Performance Evaluation: The trained model is evaluated on the test set to assess its accuracy, robustness, and generalization performance in fault diagnosis tasks.
5. Conclusions
To deal with the challenges of rolling bearing fault diagnosis under complex operating conditions, this paper proposes a parallel heterogeneous deep network (PHDN) to enhance the accuracy and robustness of fault diagnosis. Experimental results demonstrate that the proposed model achieves superior performance on both the CWRU and KAIST datasets. Under varying signal-to-noise ratio (SNR) conditions, the model maintains a recognition accuracy above 90% when SNR is greater than −5 dB. It improves the diagnostic accuracy by 3.8% over the standalone model. In low-sample scenarios using 100%, 50%, 30%, and 15% of the training data, the diagnostic accuracy of the model improves by 3.24% compared to the standalone model under the minimum sample size condition, significantly outperforming the compared methods. Under variable load conditions, PHDN achieves a diagnostic accuracy improvement of at least 2.11 percentage points over the top-performing competitor CWT-ConvNeXt, and successful cross-load model transfer is achieved.

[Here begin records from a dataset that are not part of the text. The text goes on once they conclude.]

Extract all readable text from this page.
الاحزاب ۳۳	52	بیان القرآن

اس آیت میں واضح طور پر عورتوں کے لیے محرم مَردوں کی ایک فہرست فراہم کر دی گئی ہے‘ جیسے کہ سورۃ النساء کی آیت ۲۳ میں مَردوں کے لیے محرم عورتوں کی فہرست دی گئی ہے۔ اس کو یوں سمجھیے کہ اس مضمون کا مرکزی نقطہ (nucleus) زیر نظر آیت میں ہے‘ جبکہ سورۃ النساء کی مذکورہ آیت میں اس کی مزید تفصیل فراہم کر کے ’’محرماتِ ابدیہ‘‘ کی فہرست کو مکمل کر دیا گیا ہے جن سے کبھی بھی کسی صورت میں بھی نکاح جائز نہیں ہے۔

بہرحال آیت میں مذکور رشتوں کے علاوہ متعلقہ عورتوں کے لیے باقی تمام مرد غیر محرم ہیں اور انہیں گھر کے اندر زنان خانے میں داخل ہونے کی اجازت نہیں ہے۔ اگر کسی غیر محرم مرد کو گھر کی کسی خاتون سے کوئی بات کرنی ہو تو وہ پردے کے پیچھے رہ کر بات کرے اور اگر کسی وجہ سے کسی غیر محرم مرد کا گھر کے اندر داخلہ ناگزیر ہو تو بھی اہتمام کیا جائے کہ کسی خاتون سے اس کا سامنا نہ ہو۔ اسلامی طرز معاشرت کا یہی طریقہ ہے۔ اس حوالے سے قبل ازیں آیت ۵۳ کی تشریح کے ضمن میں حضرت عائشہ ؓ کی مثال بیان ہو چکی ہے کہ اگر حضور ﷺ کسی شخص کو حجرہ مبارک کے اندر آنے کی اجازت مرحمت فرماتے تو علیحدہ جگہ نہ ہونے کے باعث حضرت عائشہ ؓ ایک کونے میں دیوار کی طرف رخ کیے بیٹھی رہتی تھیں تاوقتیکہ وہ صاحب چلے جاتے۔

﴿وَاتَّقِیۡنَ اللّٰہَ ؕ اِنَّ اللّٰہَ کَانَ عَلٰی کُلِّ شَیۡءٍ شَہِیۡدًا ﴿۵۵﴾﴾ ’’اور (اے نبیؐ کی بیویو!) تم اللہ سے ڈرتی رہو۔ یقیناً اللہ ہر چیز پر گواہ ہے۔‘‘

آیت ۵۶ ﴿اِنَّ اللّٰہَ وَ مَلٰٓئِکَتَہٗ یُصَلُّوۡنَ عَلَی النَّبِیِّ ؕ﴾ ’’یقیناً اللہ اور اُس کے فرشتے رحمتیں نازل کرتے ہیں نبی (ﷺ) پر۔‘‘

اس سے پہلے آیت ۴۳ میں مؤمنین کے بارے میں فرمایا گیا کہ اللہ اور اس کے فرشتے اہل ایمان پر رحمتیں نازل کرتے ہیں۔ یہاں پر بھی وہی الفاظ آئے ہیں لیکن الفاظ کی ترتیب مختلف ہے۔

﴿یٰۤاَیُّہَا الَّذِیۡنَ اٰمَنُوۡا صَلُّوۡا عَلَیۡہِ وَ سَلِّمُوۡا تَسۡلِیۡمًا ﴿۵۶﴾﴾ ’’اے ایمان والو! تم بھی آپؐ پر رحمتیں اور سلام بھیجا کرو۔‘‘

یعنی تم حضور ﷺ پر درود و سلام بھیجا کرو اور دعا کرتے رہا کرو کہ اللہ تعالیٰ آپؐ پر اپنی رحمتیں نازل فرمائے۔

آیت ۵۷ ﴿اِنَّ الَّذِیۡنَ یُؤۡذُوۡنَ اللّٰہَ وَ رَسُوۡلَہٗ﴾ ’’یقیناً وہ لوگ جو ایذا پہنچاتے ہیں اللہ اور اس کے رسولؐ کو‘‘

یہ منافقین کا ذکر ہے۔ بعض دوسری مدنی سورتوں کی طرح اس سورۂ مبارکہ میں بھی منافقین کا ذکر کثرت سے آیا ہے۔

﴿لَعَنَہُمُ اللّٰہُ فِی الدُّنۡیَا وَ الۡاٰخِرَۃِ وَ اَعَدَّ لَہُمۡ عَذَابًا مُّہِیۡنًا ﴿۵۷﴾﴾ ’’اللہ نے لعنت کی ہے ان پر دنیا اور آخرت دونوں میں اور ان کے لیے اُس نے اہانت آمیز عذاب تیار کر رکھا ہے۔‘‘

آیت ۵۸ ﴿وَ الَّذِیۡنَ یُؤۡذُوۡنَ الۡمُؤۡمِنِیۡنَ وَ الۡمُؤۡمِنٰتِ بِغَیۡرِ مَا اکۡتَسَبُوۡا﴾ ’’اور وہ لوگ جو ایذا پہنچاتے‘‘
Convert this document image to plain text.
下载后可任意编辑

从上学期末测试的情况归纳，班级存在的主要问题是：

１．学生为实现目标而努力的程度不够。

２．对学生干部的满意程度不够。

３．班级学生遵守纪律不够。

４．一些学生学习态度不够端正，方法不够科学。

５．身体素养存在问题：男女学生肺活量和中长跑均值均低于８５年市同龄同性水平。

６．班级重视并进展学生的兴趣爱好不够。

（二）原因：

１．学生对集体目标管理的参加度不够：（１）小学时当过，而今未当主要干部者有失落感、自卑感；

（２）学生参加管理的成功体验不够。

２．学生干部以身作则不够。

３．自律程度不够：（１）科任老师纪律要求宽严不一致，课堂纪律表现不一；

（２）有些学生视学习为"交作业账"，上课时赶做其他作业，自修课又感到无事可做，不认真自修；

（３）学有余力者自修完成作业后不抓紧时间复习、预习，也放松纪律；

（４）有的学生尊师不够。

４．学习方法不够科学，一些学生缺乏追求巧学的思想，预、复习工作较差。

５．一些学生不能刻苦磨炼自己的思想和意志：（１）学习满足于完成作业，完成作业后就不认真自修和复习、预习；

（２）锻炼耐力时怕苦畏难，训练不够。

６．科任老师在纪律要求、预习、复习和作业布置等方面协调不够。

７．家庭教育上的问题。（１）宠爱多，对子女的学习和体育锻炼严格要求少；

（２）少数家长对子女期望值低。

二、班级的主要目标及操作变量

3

The proposed PHDN effectively enhances fault diagnosis accuracy and robustness through cross-modal feature learning, particularly in challenging environments involving noise interference, limited training samples, and load variations. The key innovation lies in its ability to leverage the complementary strengths of multimodal data via a parallel heterogeneous architecture and cross-modal feature fusion mechanism. This approach not only improves diagnostic accuracy but also strengthens the model’s adaptability and generalization capability under diverse operational conditions, demonstrating significant engineering application potential. Despite these advancements, this study has certain limitations. The model evaluation was conducted exclusively on two laboratory-based benchmark datasets characterized by controlled experimental conditions and isolated fault modes, which may not adequately represent the complexity of real-world industrial environments, including load and speed fluctuations, multi-source noise interference, and the coupled effects of compound faults. Regarding transfer learning approaches, we acknowledge this is not claimed to be the “optimal” approach, but rather a practical, hardware-friendly solution that balances computational efficiency and diagnostic performance. Consequently, the generalizability of the findings to practical industrial applications warrants further validation. Future work will focus on optimizing the network architecture to reduce computational overhead and improve real-time inference performance. Additionally, cross-device and cross-domain transfer learning strategies will be investigated to further validate and enhance the model’s generalization across different systems and environments.